L'automne, c'était mon pianiste préféré dans un récital de Lieder russes. Pleyel intime, feutré, apaisant comme un cocon. Au printemps, c'est Pleyel éclatant, enivrant de chromatismes, grandiose et étourdissant de puissance, avec Mahler et Bruckner et un orchestre immense - 9 contrebasses, et bien 70 musiciens sur scène pour Bruckner! (et oui, je viens de la province et n'avais encore jamais vu un tel effectif. C'est assez trippant la première fois.)
La première moitié du concert préparait à l'explosion brucknerienne avec les émouvants Kindertotenlieder de Mahler, chantés par la contralto Nathalie Stutzmann, qui savait rendre ces douloureux poèmes extrêments vivants. Malheureusement, sa belle voix grave était souvent engloutie par l'orchestre, de sorte qu'il fallait souvent tendre l'oreille pour l'entendre, également pour comprendre le texte, heureusement imprimé sur les programmes. Malgré cela, ce sont les bustes tendus en avant et le souffle retenu que le public écoute ces chants de souffrance aveugle, et le silence qui précède les applaudissements est lourd, angoissant.

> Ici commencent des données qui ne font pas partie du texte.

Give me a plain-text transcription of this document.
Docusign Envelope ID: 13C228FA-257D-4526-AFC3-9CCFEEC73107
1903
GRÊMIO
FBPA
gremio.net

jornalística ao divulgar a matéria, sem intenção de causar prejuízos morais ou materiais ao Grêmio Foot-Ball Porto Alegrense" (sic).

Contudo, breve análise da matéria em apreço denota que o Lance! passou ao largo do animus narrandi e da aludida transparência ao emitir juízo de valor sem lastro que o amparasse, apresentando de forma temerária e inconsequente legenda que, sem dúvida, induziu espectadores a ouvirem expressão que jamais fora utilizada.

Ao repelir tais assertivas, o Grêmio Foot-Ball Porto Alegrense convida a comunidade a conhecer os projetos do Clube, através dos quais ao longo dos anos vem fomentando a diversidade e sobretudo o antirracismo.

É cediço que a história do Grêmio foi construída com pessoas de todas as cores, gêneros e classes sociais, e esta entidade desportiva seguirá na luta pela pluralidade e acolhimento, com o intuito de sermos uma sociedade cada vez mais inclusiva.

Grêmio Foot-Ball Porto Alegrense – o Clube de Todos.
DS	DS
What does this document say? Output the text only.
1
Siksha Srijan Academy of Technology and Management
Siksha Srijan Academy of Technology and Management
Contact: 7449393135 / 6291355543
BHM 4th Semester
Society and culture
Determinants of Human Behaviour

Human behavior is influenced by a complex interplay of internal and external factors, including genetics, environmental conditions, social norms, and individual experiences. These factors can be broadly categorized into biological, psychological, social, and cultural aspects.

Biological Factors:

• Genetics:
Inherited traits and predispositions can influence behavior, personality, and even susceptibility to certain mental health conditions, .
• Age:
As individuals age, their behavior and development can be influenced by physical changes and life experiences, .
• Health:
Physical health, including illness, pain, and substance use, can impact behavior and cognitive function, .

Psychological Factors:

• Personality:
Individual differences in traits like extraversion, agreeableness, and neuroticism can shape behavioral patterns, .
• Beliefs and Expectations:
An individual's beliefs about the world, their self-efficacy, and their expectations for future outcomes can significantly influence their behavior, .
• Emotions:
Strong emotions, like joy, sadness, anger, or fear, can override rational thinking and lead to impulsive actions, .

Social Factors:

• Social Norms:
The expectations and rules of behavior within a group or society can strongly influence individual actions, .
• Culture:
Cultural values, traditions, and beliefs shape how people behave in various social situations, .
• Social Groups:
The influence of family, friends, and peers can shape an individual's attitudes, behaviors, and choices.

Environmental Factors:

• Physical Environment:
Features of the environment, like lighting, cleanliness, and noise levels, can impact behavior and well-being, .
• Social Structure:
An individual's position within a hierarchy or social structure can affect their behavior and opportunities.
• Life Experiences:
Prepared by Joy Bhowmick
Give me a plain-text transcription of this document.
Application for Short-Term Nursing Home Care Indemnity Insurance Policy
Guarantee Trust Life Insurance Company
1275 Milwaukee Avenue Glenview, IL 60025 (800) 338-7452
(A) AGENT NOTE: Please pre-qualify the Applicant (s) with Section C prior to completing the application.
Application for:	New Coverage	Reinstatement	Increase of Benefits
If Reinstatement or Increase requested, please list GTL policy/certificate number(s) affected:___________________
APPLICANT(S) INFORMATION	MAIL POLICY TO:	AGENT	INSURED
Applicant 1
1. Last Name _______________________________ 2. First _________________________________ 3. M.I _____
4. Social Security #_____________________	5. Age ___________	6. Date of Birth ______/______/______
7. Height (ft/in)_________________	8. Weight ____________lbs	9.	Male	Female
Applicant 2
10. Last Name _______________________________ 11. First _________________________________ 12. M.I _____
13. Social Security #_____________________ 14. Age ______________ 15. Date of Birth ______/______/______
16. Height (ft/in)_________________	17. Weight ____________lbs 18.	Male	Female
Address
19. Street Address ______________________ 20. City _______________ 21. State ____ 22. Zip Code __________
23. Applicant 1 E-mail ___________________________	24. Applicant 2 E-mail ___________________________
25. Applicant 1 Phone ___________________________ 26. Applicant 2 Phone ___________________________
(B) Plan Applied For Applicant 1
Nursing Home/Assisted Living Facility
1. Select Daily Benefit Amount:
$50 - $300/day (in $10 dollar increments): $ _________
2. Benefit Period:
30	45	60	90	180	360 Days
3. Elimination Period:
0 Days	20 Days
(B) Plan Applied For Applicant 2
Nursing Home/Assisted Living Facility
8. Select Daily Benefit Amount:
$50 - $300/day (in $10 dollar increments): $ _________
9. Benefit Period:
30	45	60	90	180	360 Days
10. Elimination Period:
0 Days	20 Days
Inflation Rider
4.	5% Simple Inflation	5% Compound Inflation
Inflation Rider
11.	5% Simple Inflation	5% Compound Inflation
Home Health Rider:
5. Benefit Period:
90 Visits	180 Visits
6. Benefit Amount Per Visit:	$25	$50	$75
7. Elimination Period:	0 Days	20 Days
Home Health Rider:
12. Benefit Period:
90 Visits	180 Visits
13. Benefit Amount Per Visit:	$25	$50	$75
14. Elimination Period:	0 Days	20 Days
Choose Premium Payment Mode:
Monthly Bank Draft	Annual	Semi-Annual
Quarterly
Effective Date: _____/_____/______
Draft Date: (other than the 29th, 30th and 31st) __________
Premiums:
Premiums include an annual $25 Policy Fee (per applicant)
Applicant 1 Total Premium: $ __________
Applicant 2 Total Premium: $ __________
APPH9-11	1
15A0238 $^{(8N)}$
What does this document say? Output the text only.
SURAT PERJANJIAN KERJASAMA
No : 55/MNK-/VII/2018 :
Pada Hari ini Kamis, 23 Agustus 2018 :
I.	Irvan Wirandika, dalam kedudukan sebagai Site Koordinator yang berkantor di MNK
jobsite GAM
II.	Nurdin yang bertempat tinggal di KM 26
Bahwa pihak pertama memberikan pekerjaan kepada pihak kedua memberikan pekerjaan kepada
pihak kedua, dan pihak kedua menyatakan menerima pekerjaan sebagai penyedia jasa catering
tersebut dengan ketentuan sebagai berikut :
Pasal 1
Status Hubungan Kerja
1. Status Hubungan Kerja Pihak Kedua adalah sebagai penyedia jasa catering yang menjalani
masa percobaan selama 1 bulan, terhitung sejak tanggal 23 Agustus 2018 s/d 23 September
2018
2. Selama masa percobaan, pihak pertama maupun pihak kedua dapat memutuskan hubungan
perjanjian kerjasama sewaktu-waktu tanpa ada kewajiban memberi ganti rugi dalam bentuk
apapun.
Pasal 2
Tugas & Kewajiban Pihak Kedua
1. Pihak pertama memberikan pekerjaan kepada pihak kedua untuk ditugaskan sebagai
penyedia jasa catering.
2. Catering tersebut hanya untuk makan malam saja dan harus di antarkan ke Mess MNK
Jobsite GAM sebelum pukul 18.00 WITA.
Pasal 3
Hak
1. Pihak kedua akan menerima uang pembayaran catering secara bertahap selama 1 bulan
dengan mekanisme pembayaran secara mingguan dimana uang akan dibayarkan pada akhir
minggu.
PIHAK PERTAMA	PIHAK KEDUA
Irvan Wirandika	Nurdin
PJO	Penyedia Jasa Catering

En seconde partie, la scène s'est remplie, et la salle s'est peu à peu vidée durant le premier mouvement de la neuvième de Bruckner. Cette oeuvre magistrale que le chef titulaire de l'Orchestre de Paris présente aux mélomanes de la capitale ne semble pas être au goût de tout un chacun. Il faut dire que les forte sont réellement forte, les tympans bourdonnent et la fin du concert les laissera douloureux jusqu'au lendemain. Mais.
La masse des musiciens est dirigée par une main de maître, une main de fer qui coordonne ajuste et façonne les sons. Ce sont une cinquantaine d'archets qui fendent l'air simultanément, un bonne vingtaine de vents qui attaquent les notes dans un même souffle. Eschenbach semble baser son interprétation sur les contrastes sonores. L'orchestre gonfle et se tend jusqu'à faire mal, et soudain, c'est ce silence assourdissant qui laisse pantelant. Pour ma part, j'aurais aimé qu'il laisse ces silences plus larges, pour leur donner toute leur puissance, au lieu de passer parfois un peu trop vite. Néanmoins, c'est une oeuvre grandiose qui fait trembler les murs de Pleyel. Dans le scherzo, si certaines attaques des cordes étaitent parfois un peu molles en comparaison avec l'excellente précision des vents, le mouvement a sû garder une bonne cohésion entre les différentes sections de l'orchestre, et l'énérgie quasi puérile a pu être conservée tout au long de ce deuxième mouvement. Un magnifique mouvement lent, lyrique et chaleureux, dans lequel je déplore uniquement les violons, trop sages et pas assez parfumés dans les grands traits mélodieux. Peut-être trop légers, trop français? Le finale revient avec ses contrastes et sa grandeur démesurée caractéristique des oeuvres de cette époque - je ne parle ici pas que de la musique, mais de l'art en général.
C'est une très belle interprétation, osée, douloureuse pour les oreilles, et qui laisse complétement groggy. Mais ce n'est pas encore ma version de référence. Celle-là, je la cherche toujours (si vous avez des suggestions...).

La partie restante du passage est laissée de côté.